Cada vez más proyectos internacionales, instituciones y farmacéuticas invierten sus esfuerzos en el fondo del mar. España está a la cabeza de esta revolución

Las profundidades marinas del planeta atesoran miles y miles de secretos. Entre ellos, las ‘perlas’ del océano que un día se convertirán en la esperanza de millones de personas afectadas por enfermedades huérfanas de tratamiento o con medicaciones inefectivas. Son las ‘joyas’ del mañana, en forma de nuevos fármacos.

Hoy, los océanos son una de las grandes apuestas de la ciencia. Cada vez más proyectos internacionales, instituciones y farmacéuticas ponen el foco de sus investigaciones en el fondo del mar para luchar contra males tan diversos como el cáncer, la epilepsia o el Alzheimer. Y, en este desafío titánico, España ocupa un lugar relevante.

“El mundo necesita nuevos fármacos, sobre todo antibióticos, y muy urgentemente”, sentencia Fernando Reyes, director del departamento de Química de la Fundación Medina, dedicada a la investigación de compuestos innovadores.

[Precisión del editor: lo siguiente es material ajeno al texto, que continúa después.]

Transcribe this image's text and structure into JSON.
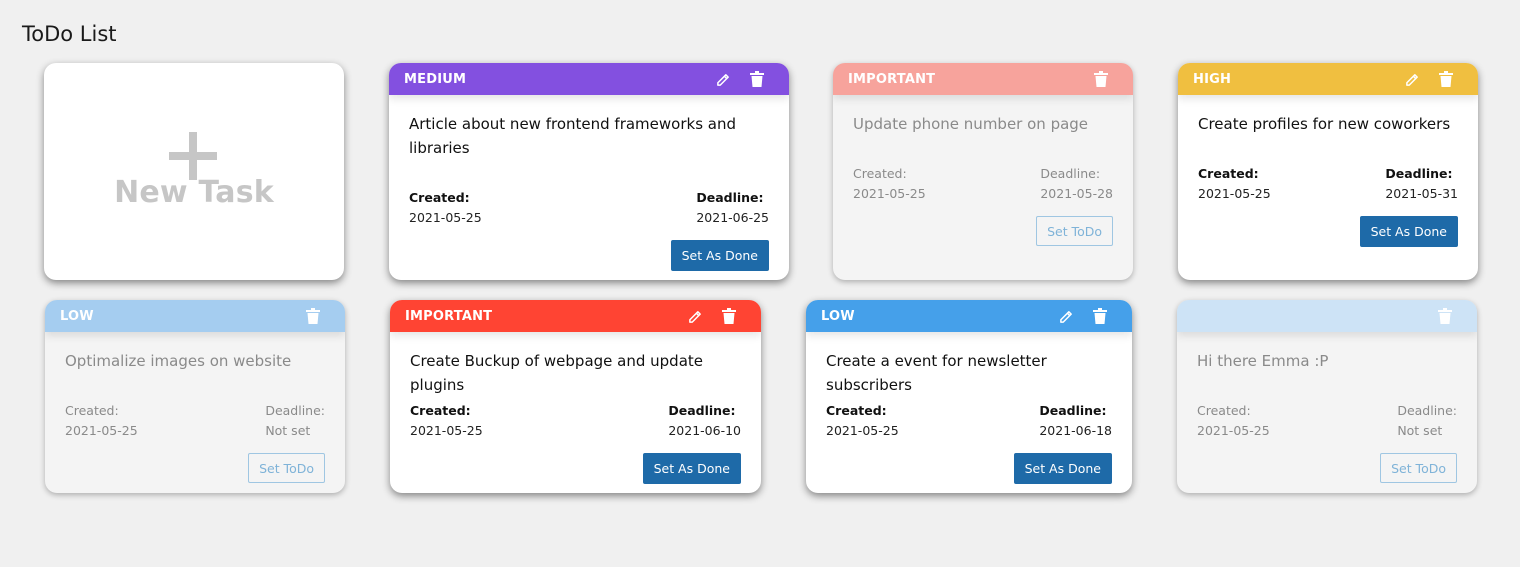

Según argumenta, “el mal uso de este tipo de medicamentos está creando un grave problema de resistencia” que causa al año unas 700.000 muertes en todo el mundo. Y el escenario no es muy prometedor: la Organización Mundial de la Salud (OMS) estima que, de no tomar medidas inmediatas, esta cifra alcanzará los 10 millones en el año 2050.

A partir de esta preocupación nació ‘PharmaSea’ en 2013, para explorar fondos desconocidos en busca de nuevos compuestos que permitan afrontar esta amenaza y también contra enfermedades del sistema nervioso central, como la epilepsia y el Alzheimer. Con financiación de la Unión Europea, un total de 24 instituciones de 13 países, entre los que destaca la Fundación Medina y la Universidad de Santiago de Compostela, se han zambullido en los lugares más remotos del planeta.

Gracias a inmersiones en zonas como la Antártida, han “encontrado moléculas con actividad antimicrobiana, contra las convulsiones y con capacidad antiinflamatoria”, explica Reyes. Pero éste es sólo el inicio de un largo proceso: “Para pasar de la molécula a un fármaco hay que realizar ensayos en animales y después en humanos y eso requiere un nuevo proyecto e inversión renovada”.

La mayoría de estos hallazgos se encontraban custodiados por algas y esponjas marinas. “Son las que más moléculas generan para defenderse”, argumenta María Jesús Uriz, bióloga marina del Centro de Estudios Avanzados de Blanes del Centro Superior de Investigaciones Científicas (CEAB/CSIC). “Dado que no se pueden desplazar, desarrollan un mecanismo para no ser devoradas que consiste en la continua producción de estas sustancias que se han ido acumulado durante millones de años, formando estructuras químicas originales, exclusivas, que no tienen réplica en la tierra y con mecanismos de acción totalmente novedosos”, añade esta experta, que desde los años 80 investiga nuevos medicamentos de origen marino en el marco de cinco proyectos europeos y tres nacionales, en colaboración con distintas farmacéuticas europeas y especialmente con Pharmamar.